É o que temos de melhor para mostrar ao mundo. Porém, ao observar esse grande evento no seu entorno, de forma mais profunda, percebe-se a distância que nos separa das condições e do merecimento para recebê-lo.
O futebol é fenômeno social, parte fundamental da cultura do país, inegável elemento de identidade nacional e extremamente simbólico. O futebol brasileiro (dentro e fora de campo) muito diz sobre o que somos, nossos valores, a dinâmica social e as relações de poder. É uma mostra didática do que é o Brasil. A Copa não deve ser analisada sob ótica diferente.
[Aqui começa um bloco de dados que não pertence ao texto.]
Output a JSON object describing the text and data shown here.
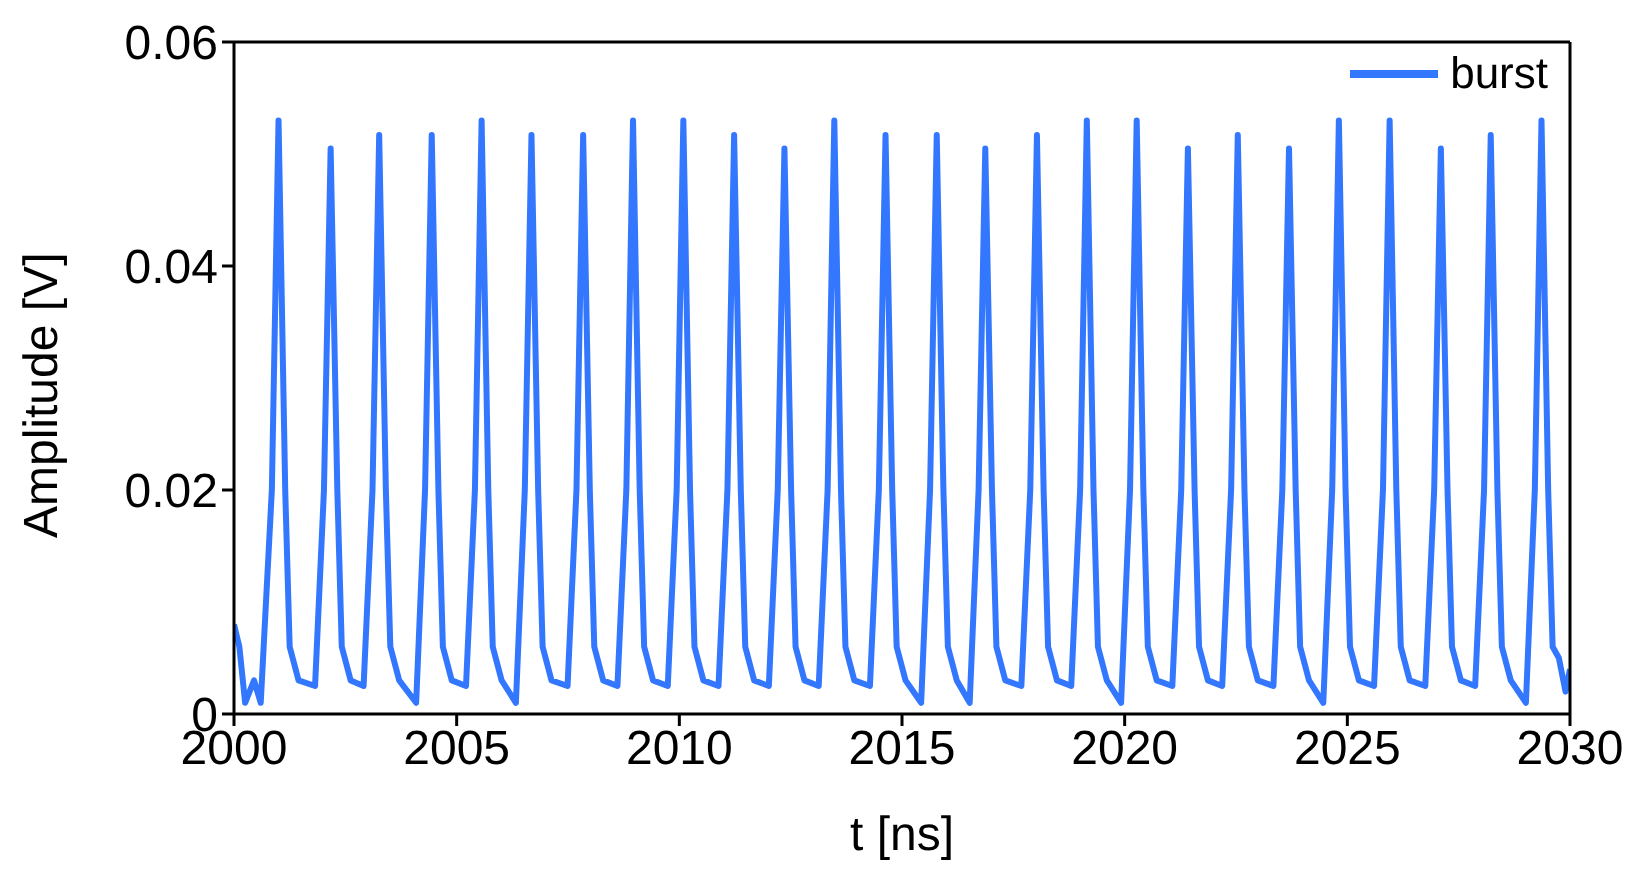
{
  "chart_data": {
    "type": "line",
    "xlabel": "t [ns]",
    "ylabel": "Amplitude [V]",
    "xlim": [
      2000,
      2030
    ],
    "xticks": [
      2000,
      2005,
      2010,
      2015,
      2020,
      2025,
      2030
    ],
    "ylim": [
      0,
      0.06
    ],
    "yticks": [
      0,
      0.02,
      0.04,
      0.06
    ],
    "legend": "top right",
    "grid": false,
    "marker": "none",
    "line_style": "solid",
    "x": [
      2000,
      2000.12,
      2000.25,
      2000.45,
      2000.6,
      2000.85,
      2001.0,
      2001.15,
      2001.25,
      2001.45,
      2001.82,
      2002.02,
      2002.17,
      2002.32,
      2002.42,
      2002.62,
      2002.91,
      2003.11,
      2003.26,
      2003.41,
      2003.51,
      2003.71,
      2004.09,
      2004.29,
      2004.44,
      2004.59,
      2004.69,
      2004.89,
      2005.21,
      2005.41,
      2005.56,
      2005.71,
      2005.81,
      2006.01,
      2006.33,
      2006.53,
      2006.68,
      2006.83,
      2006.93,
      2007.13,
      2007.49,
      2007.69,
      2007.84,
      2007.99,
      2008.09,
      2008.29,
      2008.61,
      2008.81,
      2008.96,
      2009.11,
      2009.21,
      2009.41,
      2009.74,
      2009.94,
      2010.09,
      2010.24,
      2010.34,
      2010.54,
      2010.88,
      2011.08,
      2011.23,
      2011.38,
      2011.48,
      2011.68,
      2012.01,
      2012.21,
      2012.36,
      2012.51,
      2012.61,
      2012.81,
      2013.13,
      2013.33,
      2013.48,
      2013.63,
      2013.73,
      2013.93,
      2014.28,
      2014.48,
      2014.63,
      2014.78,
      2014.88,
      2015.08,
      2015.43,
      2015.63,
      2015.78,
      2015.93,
      2016.03,
      2016.23,
      2016.52,
      2016.72,
      2016.87,
      2017.02,
      2017.12,
      2017.32,
      2017.68,
      2017.88,
      2018.03,
      2018.18,
      2018.28,
      2018.48,
      2018.8,
      2019.0,
      2019.15,
      2019.3,
      2019.4,
      2019.6,
      2019.92,
      2020.12,
      2020.27,
      2020.42,
      2020.52,
      2020.72,
      2021.07,
      2021.27,
      2021.42,
      2021.57,
      2021.67,
      2021.87,
      2022.19,
      2022.39,
      2022.54,
      2022.69,
      2022.79,
      2022.99,
      2023.34,
      2023.54,
      2023.69,
      2023.84,
      2023.94,
      2024.14,
      2024.46,
      2024.66,
      2024.81,
      2024.96,
      2025.06,
      2025.26,
      2025.6,
      2025.8,
      2025.95,
      2026.1,
      2026.2,
      2026.4,
      2026.75,
      2026.95,
      2027.1,
      2027.25,
      2027.35,
      2027.55,
      2027.87,
      2028.07,
      2028.22,
      2028.37,
      2028.47,
      2028.67,
      2029.01,
      2029.21,
      2029.36,
      2029.51,
      2029.61,
      2029.75,
      2029.9,
      2030
    ],
    "series": [
      {
        "name": "burst",
        "color": "#3377ff",
        "values": [
          0.008,
          0.006,
          0.001,
          0.003,
          0.001,
          0.02,
          0.053,
          0.02,
          0.006,
          0.003,
          0.0025,
          0.02,
          0.0505,
          0.02,
          0.006,
          0.003,
          0.0025,
          0.02,
          0.0517,
          0.02,
          0.006,
          0.003,
          0.001,
          0.02,
          0.0517,
          0.02,
          0.006,
          0.003,
          0.0025,
          0.02,
          0.053,
          0.02,
          0.006,
          0.003,
          0.001,
          0.02,
          0.0517,
          0.02,
          0.006,
          0.003,
          0.0025,
          0.02,
          0.0517,
          0.02,
          0.006,
          0.003,
          0.0025,
          0.02,
          0.053,
          0.02,
          0.006,
          0.003,
          0.0025,
          0.02,
          0.053,
          0.02,
          0.006,
          0.003,
          0.0025,
          0.02,
          0.0517,
          0.02,
          0.006,
          0.003,
          0.0025,
          0.02,
          0.0505,
          0.02,
          0.006,
          0.003,
          0.0025,
          0.02,
          0.053,
          0.02,
          0.006,
          0.003,
          0.0025,
          0.02,
          0.0517,
          0.02,
          0.006,
          0.003,
          0.001,
          0.02,
          0.0517,
          0.02,
          0.006,
          0.003,
          0.001,
          0.02,
          0.0505,
          0.02,
          0.006,
          0.003,
          0.0025,
          0.02,
          0.0517,
          0.02,
          0.006,
          0.003,
          0.0025,
          0.02,
          0.053,
          0.02,
          0.006,
          0.003,
          0.001,
          0.02,
          0.053,
          0.02,
          0.006,
          0.003,
          0.0025,
          0.02,
          0.0505,
          0.02,
          0.006,
          0.003,
          0.0025,
          0.02,
          0.0517,
          0.02,
          0.006,
          0.003,
          0.0025,
          0.02,
          0.0505,
          0.02,
          0.006,
          0.003,
          0.001,
          0.02,
          0.053,
          0.02,
          0.006,
          0.003,
          0.0025,
          0.02,
          0.053,
          0.02,
          0.006,
          0.003,
          0.0025,
          0.02,
          0.0505,
          0.02,
          0.006,
          0.003,
          0.0025,
          0.02,
          0.0517,
          0.02,
          0.006,
          0.003,
          0.001,
          0.02,
          0.053,
          0.02,
          0.006,
          0.005,
          0.002,
          0.004
        ]
      }
    ]
  }
}
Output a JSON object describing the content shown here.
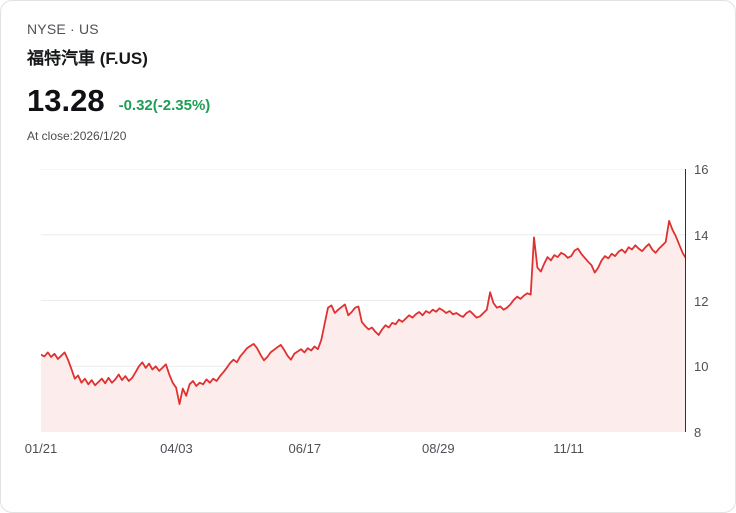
{
  "header": {
    "exchange": "NYSE · US",
    "title": "福特汽車 (F.US)"
  },
  "quote": {
    "price": "13.28",
    "change": "-0.32(-2.35%)",
    "change_color": "#1d9e54",
    "as_of": "At close:2026/1/20"
  },
  "chart_data": {
    "type": "area",
    "title": "福特汽車 (F.US) price history",
    "line_color": "#e03131",
    "fill_color": "#fcecec",
    "grid_color": "#ebebeb",
    "axis_color": "#2f3134",
    "ylim": [
      8,
      16
    ],
    "yticks": [
      8,
      10,
      12,
      14,
      16
    ],
    "xticks": [
      {
        "label": "01/21",
        "pos": 0.0
      },
      {
        "label": "04/03",
        "pos": 0.21
      },
      {
        "label": "06/17",
        "pos": 0.409
      },
      {
        "label": "08/29",
        "pos": 0.616
      },
      {
        "label": "11/11",
        "pos": 0.818
      }
    ],
    "values": [
      10.35,
      10.3,
      10.42,
      10.28,
      10.38,
      10.22,
      10.32,
      10.42,
      10.2,
      9.92,
      9.62,
      9.72,
      9.5,
      9.62,
      9.45,
      9.58,
      9.42,
      9.52,
      9.62,
      9.48,
      9.65,
      9.5,
      9.6,
      9.75,
      9.58,
      9.7,
      9.55,
      9.65,
      9.82,
      10.0,
      10.12,
      9.95,
      10.08,
      9.9,
      10.0,
      9.86,
      9.96,
      10.06,
      9.75,
      9.5,
      9.35,
      8.85,
      9.32,
      9.1,
      9.45,
      9.55,
      9.4,
      9.5,
      9.45,
      9.6,
      9.5,
      9.62,
      9.55,
      9.7,
      9.82,
      9.95,
      10.1,
      10.2,
      10.12,
      10.3,
      10.42,
      10.55,
      10.62,
      10.68,
      10.55,
      10.35,
      10.18,
      10.28,
      10.42,
      10.5,
      10.58,
      10.65,
      10.5,
      10.32,
      10.2,
      10.38,
      10.45,
      10.52,
      10.42,
      10.55,
      10.48,
      10.6,
      10.52,
      10.8,
      11.3,
      11.78,
      11.85,
      11.62,
      11.72,
      11.8,
      11.88,
      11.55,
      11.65,
      11.78,
      11.82,
      11.35,
      11.22,
      11.12,
      11.18,
      11.05,
      10.95,
      11.12,
      11.25,
      11.18,
      11.32,
      11.28,
      11.42,
      11.35,
      11.45,
      11.55,
      11.48,
      11.58,
      11.65,
      11.55,
      11.68,
      11.62,
      11.72,
      11.66,
      11.76,
      11.7,
      11.62,
      11.68,
      11.58,
      11.62,
      11.55,
      11.5,
      11.62,
      11.68,
      11.58,
      11.48,
      11.52,
      11.62,
      11.72,
      12.25,
      11.92,
      11.78,
      11.82,
      11.72,
      11.78,
      11.88,
      12.02,
      12.12,
      12.05,
      12.15,
      12.22,
      12.18,
      13.92,
      13.0,
      12.88,
      13.12,
      13.32,
      13.22,
      13.38,
      13.32,
      13.45,
      13.4,
      13.3,
      13.35,
      13.52,
      13.58,
      13.42,
      13.3,
      13.18,
      13.08,
      12.85,
      13.0,
      13.22,
      13.35,
      13.28,
      13.42,
      13.35,
      13.48,
      13.55,
      13.45,
      13.62,
      13.55,
      13.68,
      13.58,
      13.5,
      13.62,
      13.72,
      13.55,
      13.45,
      13.58,
      13.68,
      13.78,
      14.42,
      14.15,
      13.95,
      13.7,
      13.45,
      13.28
    ]
  }
}
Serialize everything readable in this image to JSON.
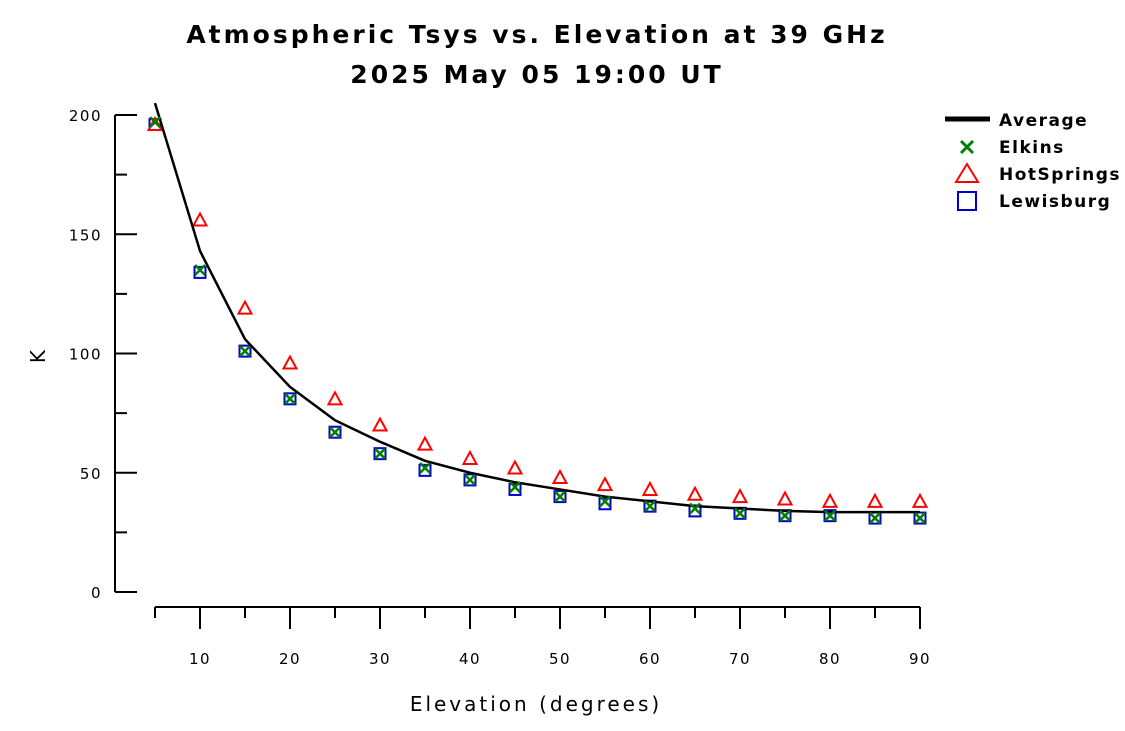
{
  "chart_data": {
    "type": "line",
    "title": "Atmospheric Tsys vs. Elevation at 39 GHz",
    "subtitle": "2025 May 05 19:00 UT",
    "xlabel": "Elevation (degrees)",
    "ylabel": "K",
    "xlim": [
      5,
      90
    ],
    "ylim": [
      0,
      200
    ],
    "x_ticks": [
      10,
      20,
      30,
      40,
      50,
      60,
      70,
      80,
      90
    ],
    "x_tick_labels": [
      "10",
      "20",
      "30",
      "40",
      "50",
      "60",
      "70",
      "80",
      "90"
    ],
    "y_ticks": [
      0,
      50,
      100,
      150,
      200
    ],
    "y_tick_labels": [
      "0",
      "50",
      "100",
      "150",
      "200"
    ],
    "grid": false,
    "legend_position": "top-right",
    "x": [
      5,
      10,
      15,
      20,
      25,
      30,
      35,
      40,
      45,
      50,
      55,
      60,
      65,
      70,
      75,
      80,
      85,
      90
    ],
    "series": [
      {
        "name": "Average",
        "style": "line",
        "color": "#000000",
        "values": [
          205,
          143,
          106,
          86,
          72,
          63,
          55,
          50,
          46,
          43,
          40,
          38,
          36,
          35,
          34,
          33.5,
          33.5,
          33.5
        ]
      },
      {
        "name": "Elkins",
        "style": "x",
        "color": "#008000",
        "values": [
          197,
          135,
          101,
          81,
          67,
          58,
          52,
          47,
          44,
          40,
          38,
          36,
          35,
          33,
          32,
          32,
          31,
          31
        ]
      },
      {
        "name": "HotSprings",
        "style": "triangle",
        "color": "#ff0000",
        "values": [
          196,
          156,
          119,
          96,
          81,
          70,
          62,
          56,
          52,
          48,
          45,
          43,
          41,
          40,
          39,
          38,
          38,
          38
        ]
      },
      {
        "name": "Lewisburg",
        "style": "square",
        "color": "#0000cc",
        "values": [
          196,
          134,
          101,
          81,
          67,
          58,
          51,
          47,
          43,
          40,
          37,
          36,
          34,
          33,
          32,
          32,
          31,
          31
        ]
      }
    ]
  }
}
A falta de condições salta aos olhos nos primeiros movimentos realizados rumo à indicação e, a partir de agora, à organização desse megaevento. Ao verificar as lideranças que ameaçam tomar frente do processo, é possível antecipar o futuro de apropriação do bem coletivo, da personificação maliciosa da obra social difusa, da preponderância de interesses indignos e ilegítimos em benefício de si mesmos, de seu pequeno grupo e na defesa do podereco que eterniza essas práticas no futebol (e no país).
O comitê organizador da Copa 2014 é o melhor retrato (conforme informação desta Folha): uma só pessoa, que tudo pode e a ninguém presta satisfação e contas. Um déspota! Mas não devemos nos preocupar.
Qualquer evento esportivo acontece por si só. É só a bola rolar que as atenções se direcionam para o campo e esses "requintes" se esvaem e depois são esquecidos com a avalanche de informações direcionadas -especialmente as veiculadas pelo império midiático, onipresente e onipotente no futebol, que tem papel fundamental no atraso das instituições esportivas. Sempre foi assim no Brasil, não é?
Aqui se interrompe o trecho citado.